If you go down that road to try and reduce false positives, you'll end up with a parser for your development language of choice.

1 comments

I haven't tried this approach, but having spent years using one of the best commercial SAST tools, I'm reluctant to dismiss it too quickly.

My SAST generates tons of false positives and is unforgivably slow. If this is orders of magnitude faster, it might be worth the extra false positives.

As a side note, my dream is a SAST that comments directly in the PR like a human reviewer would. Maybe that exists?

The SAST program is probably doing a lot more than a string search tool does.

If the SAST has to process C/C++ source code, then the SAST will parse all the #include'd header files. The SAST may track values to determine if illegal/uninitialized values are used.

A string search tool will skip doing all of that.

If the class of problems you're looking for contains only bad functions/constants, then a string search tool may be fine.

But as I mentioned before, the string search tool may get confused if these bad strings occur in strings/comments/irrelevant #if/#else/#elif sections.

There are another class of bugs dealing with data values which a string search tool can't deal with easily.

As an example, PC-Lint lists the type of problems the program may flag - https://www.gimpel.com/html/lintchks.htm. A string search tool won't know about classes and virtual destructors or other concepts relevant to the programming language in question.

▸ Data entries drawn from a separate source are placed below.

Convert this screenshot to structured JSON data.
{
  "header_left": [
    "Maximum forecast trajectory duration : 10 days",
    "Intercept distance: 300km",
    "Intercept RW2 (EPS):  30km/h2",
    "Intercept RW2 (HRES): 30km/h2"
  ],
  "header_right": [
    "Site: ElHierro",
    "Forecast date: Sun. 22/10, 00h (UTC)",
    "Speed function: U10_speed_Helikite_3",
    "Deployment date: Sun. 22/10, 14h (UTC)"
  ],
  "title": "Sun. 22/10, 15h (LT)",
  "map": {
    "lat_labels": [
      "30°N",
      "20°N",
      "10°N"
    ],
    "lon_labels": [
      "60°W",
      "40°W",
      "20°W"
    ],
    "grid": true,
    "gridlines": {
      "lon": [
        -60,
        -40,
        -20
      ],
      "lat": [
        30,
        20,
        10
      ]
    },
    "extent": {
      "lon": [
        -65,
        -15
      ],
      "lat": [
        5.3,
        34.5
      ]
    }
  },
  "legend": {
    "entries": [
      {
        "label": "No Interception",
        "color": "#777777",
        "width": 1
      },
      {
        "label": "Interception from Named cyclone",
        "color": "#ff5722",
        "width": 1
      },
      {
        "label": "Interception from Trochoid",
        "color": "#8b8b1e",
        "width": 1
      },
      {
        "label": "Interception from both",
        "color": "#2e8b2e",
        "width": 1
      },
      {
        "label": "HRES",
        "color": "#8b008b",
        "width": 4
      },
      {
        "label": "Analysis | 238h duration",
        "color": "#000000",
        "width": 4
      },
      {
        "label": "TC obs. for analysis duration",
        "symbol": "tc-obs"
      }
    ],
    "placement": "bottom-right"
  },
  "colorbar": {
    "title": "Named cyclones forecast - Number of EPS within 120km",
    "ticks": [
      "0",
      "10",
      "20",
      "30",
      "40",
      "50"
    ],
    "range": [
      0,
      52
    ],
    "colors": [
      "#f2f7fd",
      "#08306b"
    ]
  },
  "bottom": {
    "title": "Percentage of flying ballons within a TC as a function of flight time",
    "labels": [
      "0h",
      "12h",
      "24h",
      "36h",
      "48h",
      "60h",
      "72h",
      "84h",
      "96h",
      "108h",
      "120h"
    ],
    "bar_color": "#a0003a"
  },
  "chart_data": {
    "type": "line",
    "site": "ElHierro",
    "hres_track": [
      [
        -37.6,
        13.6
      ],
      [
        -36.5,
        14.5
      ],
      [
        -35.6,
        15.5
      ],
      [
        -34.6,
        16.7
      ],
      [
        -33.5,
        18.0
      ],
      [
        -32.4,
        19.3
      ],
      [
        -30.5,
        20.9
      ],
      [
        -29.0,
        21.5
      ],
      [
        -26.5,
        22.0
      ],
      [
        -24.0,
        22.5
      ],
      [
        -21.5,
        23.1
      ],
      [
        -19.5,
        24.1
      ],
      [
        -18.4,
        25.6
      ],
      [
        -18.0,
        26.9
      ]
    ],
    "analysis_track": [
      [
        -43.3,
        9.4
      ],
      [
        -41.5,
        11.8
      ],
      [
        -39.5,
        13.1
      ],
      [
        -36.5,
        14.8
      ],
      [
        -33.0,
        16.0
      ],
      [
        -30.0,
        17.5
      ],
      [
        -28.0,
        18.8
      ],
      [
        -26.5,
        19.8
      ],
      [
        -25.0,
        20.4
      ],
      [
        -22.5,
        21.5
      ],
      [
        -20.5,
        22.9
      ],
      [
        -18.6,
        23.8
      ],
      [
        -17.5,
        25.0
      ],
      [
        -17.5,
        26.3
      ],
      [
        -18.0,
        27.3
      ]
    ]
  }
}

For the string search tool, you'd either invoke the search string tool several times with different search strings for the same source code or slightly more efficient, have one long search string containing all your search strings as alternate search targets for the string search tool.

Either case, when the string search tool spits out a positive result, it won't explain why there is a problem. The dev will have to know or lookup the problem associated with that search result.

When I worked on this area, C/C++ compilers stopped at syntax errors. Most have gotten better at flagging popular problems like variable assignments within if statements, operator precedence bugs, and printf-format string bugs.

Some divisions at Microsoft required devs to run a lightweight SAST before committing changes to locate possible problems ASAP.

It's relatively easy to integrate an SAST into your build system to scan the modified source code just before you're ready to commit the changes.